Mr. Blagojevich also has asserted that Mr. Vallas' plans eliminated service jobs and pension funds within the district. Mr. Vallas denied the charges and said Mr. Blagojevich was trying to distort his record because he could not claim experience in education.

"That's what politicians do when they get desperate," Mr. Vallas said. "During his five-year stint in Congress, the only legislation Rod passed as chief sponsor was renaming a postal facility in Chicago, and that certainly does not merit a promotion to governor."

Meanwhile, the Illinois Association of School Boards, which does not endorse candidates in primaries, is skeptical of all three Democrats' education plans.

"Everybody wants more funding and more equitable funding," said Ben Schwarm, the association's director of governmental relations. "Nobody has really put out any specifics on how to get there and where the funding will come from."

'Can't Come Close'

Platforms notwithstanding, the primary race so far seems to hinge on name recognition, said James D. Nowlan, a visiting senior fellow at the University of Illinois at Urbana-Champaign's Institute for Government and Politics.

Mr. Vallas and Mr. Blagojevich "are trying to develop positive name recognition across the state before tackling the issues," Mr. Nowlan said. "I don't know if the distinction [of being Chicago schools chief] will benefit Vallas at all because voters don't seem to be tuned into the election all that much."

But Mr. Vallas has picked up some endorsements that could change the tide.

In its March 2 endorsement, the state's leading newspaper, the Chicago Tribune wrote: "Vallas is the best Democrat to wrestle effectively with two of the state's most immediate concerns: its economic health and the education of its children.

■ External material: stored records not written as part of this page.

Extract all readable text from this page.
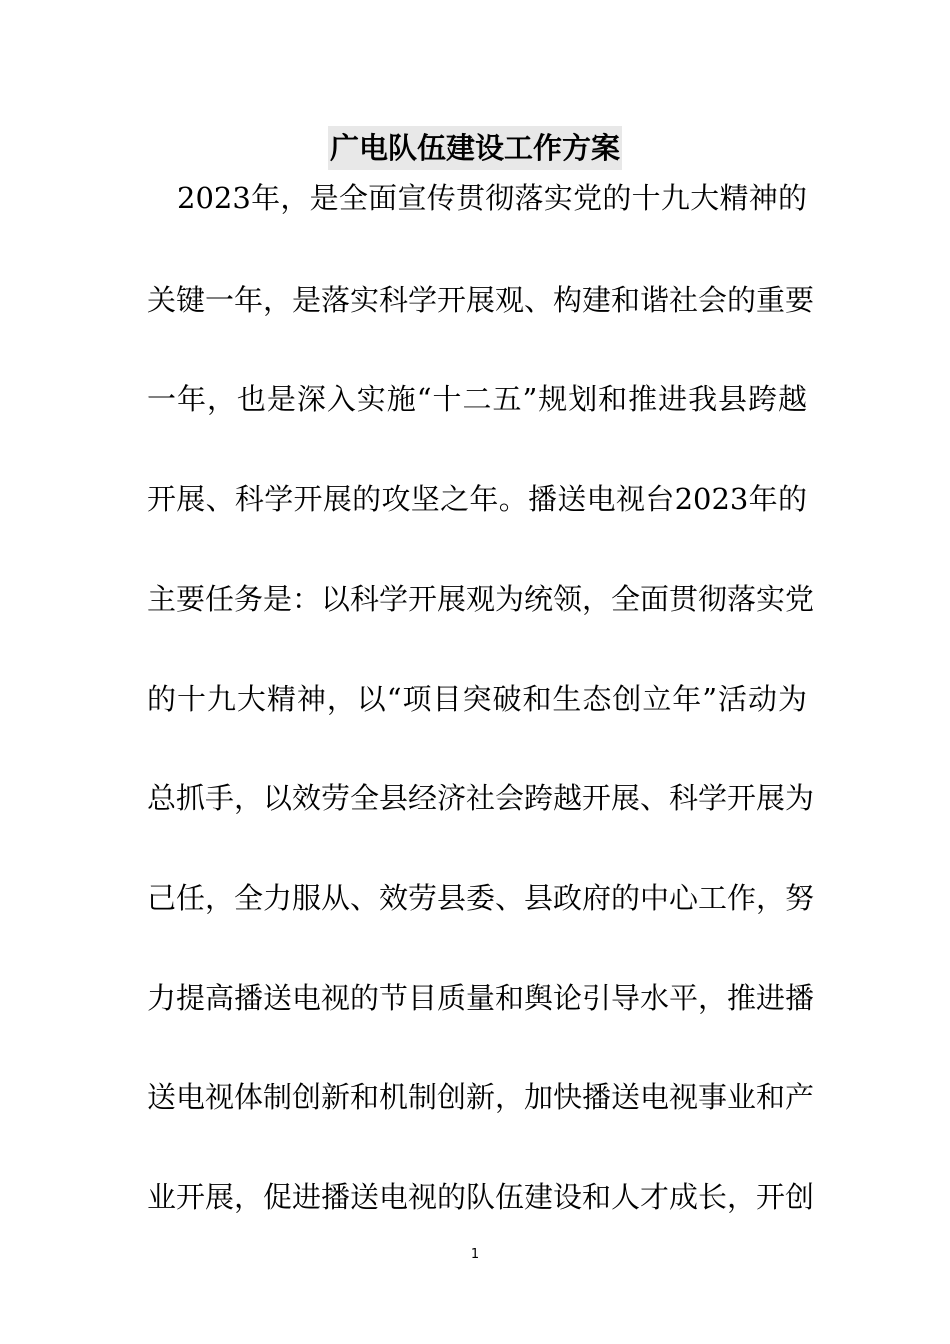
广电队伍建设工作方案
2023年，是全面宣传贯彻落实党的十九大精神的
关键一年，是落实科学开展观、构建和谐社会的重要
一年，也是深入实施“十二五”规划和推进我县跨越
开展、科学开展的攻坚之年。播送电视台2023年的
主要任务是：以科学开展观为统领，全面贯彻落实党
的十九大精神，以“项目突破和生态创立年”活动为
总抓手，以效劳全县经济社会跨越开展、科学开展为
己任，全力服从、效劳县委、县政府的中心工作，努
力提高播送电视的节目质量和舆论引导水平，推进播
送电视体制创新和机制创新，加快播送电视事业和产
业开展，促进播送电视的队伍建设和人才成长，开创
1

He has the track record to prove it. His opponents can't even come close."

In southern Illinois, Glenn Poshard, a former state senator and Democratic gubernatorial nominee in 1998, said in his endorsement that Mr. Vallas was a crucial asset when he worked with the legislature on budget issues in the 1980's.

"There were countless nights when Paul would be at his desk until 3 a.m., helping us figure out how to balance the state budget," Mr. Poshard, now a vice chancellor at Southern Illinois University, wrote.

Last week, experts predicted that the winner of the March 19 Democratic primary likely will be the candidate who manages to pull the most votes from the downstate area and has a respectable showing both in Chicago and its suburbs, Mr. Nowlan said.

"The race can be won by Vallas ... if Paul can amplify his credibility to the undecided voters," he said.

Mr. Vallas, meanwhile, does not believe he is behind as much as the polls have shown, and he believes his new television advertisements and endorsements will help: "I think the gap will close; then it will be a horse race."